Revising the Story of the First Thanksgiving
This past Sunday our church & UW-Madison’s InterVarsity Christian Fellowship hosted an after-service Thanksgiving meal for international students. The organizer asked me, along with another homeschooling dad, if we had anything in our homeschool materials on the story of the first Thanksgiving that we could share at the event.
This was a challenge, since one of the things we’ve learned in studying history is that the brief story as told by Linus, and the traditional vision of Pilgrims & Indians sharing in plenty and simple harmony, is more a rose-tinted 19th Century nationalistic origin myth than a faithful picture of what was going on in 1621. It is true that a widespread American tradition of proclaiming occasional public days of thanksgiving (or of fasting & repentance) goes back at least to the Pilgrims; but we owe the establishment of a national Thanksgiving Day holiday to the lobbying of semi-historical romance novelist and magazine publisher Sarah Josepha Hale and the need in 1863, following the Battle of Gettysburg, to find some story, some ritual communion, that could help unify and heal the wounds of a nation (again, still) torn by violence. For that purpose, we’ve idolized the Pilgrims.
And it is true that Wampanoag Native Americans and English Separatists from Scrooby, Nottinghamshire (via Leiden, Holland) shared a peaceable harvest time meal in Plymouth, Massachusetts in 1621; but that peace was short-lived, shaped before and after by history too complex and brutal to be done justice in a single fable. And it is true that those Pilgrims held an idealistic Christian vision of being free to build their own righteous community; but that does not mean that they were as like us as we wish them to be, or that they succeeded in separating themselves from the sins and atrocities of their day, which they themselves lamented. Not for nothing is this history commemorated by some with a National Day of Mourning.
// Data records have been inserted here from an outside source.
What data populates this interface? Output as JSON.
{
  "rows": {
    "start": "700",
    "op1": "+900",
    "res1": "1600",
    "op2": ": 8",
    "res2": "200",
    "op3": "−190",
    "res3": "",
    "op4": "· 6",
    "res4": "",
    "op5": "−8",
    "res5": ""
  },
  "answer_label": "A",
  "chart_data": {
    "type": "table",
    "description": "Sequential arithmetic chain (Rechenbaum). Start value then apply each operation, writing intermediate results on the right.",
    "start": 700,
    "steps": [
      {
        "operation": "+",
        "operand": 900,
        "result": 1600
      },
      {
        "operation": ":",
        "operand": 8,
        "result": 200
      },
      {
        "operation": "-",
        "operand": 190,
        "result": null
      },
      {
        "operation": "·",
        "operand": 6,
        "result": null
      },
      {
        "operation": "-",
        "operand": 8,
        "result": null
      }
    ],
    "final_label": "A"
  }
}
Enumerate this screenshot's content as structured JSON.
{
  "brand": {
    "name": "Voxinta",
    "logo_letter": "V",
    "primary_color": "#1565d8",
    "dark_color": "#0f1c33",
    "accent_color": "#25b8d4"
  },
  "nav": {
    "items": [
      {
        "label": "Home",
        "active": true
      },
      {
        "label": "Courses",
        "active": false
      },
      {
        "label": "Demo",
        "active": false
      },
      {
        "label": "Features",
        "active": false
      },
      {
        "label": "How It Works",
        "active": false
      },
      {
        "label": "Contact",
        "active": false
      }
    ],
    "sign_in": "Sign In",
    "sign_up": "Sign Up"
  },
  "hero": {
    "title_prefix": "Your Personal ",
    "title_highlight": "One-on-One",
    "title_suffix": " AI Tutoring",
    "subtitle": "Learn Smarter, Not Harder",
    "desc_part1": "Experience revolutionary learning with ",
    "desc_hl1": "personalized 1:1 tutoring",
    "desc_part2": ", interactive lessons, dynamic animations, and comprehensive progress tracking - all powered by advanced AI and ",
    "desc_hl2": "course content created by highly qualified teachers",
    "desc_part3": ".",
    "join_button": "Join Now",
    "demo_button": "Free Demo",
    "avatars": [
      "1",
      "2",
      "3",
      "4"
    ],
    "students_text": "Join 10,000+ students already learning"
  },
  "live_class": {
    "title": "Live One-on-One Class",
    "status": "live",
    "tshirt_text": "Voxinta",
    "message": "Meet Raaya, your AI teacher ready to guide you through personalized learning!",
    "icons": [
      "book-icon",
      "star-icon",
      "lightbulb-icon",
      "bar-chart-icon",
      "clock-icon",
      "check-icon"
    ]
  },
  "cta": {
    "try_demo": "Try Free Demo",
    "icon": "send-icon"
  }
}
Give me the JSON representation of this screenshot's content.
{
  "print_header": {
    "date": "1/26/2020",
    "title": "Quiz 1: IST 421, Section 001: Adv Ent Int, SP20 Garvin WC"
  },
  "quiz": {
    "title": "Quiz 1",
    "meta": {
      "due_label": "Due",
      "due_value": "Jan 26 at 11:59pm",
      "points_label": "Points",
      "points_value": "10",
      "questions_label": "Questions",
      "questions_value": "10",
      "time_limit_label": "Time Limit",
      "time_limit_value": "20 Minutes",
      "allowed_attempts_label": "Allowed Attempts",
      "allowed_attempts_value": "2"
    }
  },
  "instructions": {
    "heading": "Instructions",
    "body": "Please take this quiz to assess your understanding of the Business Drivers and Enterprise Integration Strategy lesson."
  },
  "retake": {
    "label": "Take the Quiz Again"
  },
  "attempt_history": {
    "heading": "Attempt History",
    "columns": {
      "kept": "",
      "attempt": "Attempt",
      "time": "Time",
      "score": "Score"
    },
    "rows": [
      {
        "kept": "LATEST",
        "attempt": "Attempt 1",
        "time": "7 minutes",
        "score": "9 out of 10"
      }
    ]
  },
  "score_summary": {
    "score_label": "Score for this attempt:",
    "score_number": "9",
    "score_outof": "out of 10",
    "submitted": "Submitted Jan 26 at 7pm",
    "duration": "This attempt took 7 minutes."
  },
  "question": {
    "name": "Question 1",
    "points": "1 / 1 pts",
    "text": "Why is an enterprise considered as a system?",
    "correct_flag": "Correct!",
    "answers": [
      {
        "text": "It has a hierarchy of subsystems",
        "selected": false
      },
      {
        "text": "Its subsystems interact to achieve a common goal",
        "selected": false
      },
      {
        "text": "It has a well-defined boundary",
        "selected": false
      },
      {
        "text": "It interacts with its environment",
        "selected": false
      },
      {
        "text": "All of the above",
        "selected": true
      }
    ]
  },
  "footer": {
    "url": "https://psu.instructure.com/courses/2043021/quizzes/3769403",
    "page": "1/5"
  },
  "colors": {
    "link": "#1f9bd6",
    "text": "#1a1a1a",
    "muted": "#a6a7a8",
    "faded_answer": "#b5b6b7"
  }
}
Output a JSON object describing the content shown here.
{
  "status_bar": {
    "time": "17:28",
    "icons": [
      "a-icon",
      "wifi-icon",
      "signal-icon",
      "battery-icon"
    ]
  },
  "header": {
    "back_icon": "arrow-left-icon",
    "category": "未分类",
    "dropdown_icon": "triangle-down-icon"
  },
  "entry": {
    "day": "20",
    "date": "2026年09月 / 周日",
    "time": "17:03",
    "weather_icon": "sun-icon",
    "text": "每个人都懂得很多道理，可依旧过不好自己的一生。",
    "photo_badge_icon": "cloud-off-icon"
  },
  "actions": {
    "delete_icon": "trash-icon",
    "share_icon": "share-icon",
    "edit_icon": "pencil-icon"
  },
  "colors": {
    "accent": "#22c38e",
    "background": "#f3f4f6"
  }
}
Given all this, how can we tell this story in order to celebrate Thanksgiving as a holiday, to rest in contemplation of the day and its meaning? As Robert Tracy McKenzie asks in The First Thanksgiving: What the Real Story Tells Us About Loving God & Learning from History, how can we receive the gifts history offers and use them to practice moral reflection, rather than judgement? Here’s the story we read, having learned the history from McKenzie and other sources, and with the understanding that this is not the whole story, but only a part of the whole, a small piece of a holiday celebration in the midst of a grand sweep of history. As part of our celebration of an American Thanksgiving with church family and strangers from other shores, I hope that this piece, for all it’s small scope & focus, reflects the story truly.
In Massachusetts, in the hills by the bay, there were the Wampanoag peoples: the Nauset, Pawtuxet, Pokanoket, Pennacook, Nantuckett, and others, who lived and died, made war and peace, and grew corn & squash & beans in the land of their ancestors. When the strangers came from Europe, sickness also came, and many Wampanoag died. Where ten lived together, parents, children, husbands, wives, only one survived.
In Leiden, in Holland, there were the Separatist Bretheren, who came out from the Church of England, refugees from corruption, persecution, rumors of war, and a world so tangled up in sin. Leaving everything behind, they sailed for Massachusetts, Pilgrims seeking to build a pure and faithful people, a New Jerusalem in a new land. They landed at Plymouth, having nothing, and found fields already plowed for corn, and a village empty.
The Wampanoag land was a land of plenty, but winter was hard: where two Pilgrims lived together, parents, children, husbands, wives, only one survived. But Squanto of the Patuxet, last of his village, showed them how to grow corn, and they brought a harvest in.
That season, Chief Massasoit of the Pokanoket Wampanoag came with 90 of his people, and hunted deer to give as gifts. The Pilgrims hunted fowl, and for three days in the Fall of 1621, they feasted & celebrated with strangers in a new world. They were thankful for peace and plenty, despite their loss.
And in future years, when winters were hard, when drought withered their corn, when want & war & greed & sin still stalked them in this land, they humbled themselves and prayed to God, who provides the rain. Then they would call for a solemn day of giving thanks to God for all His mercy and His providence. We today strive to remember and do the same.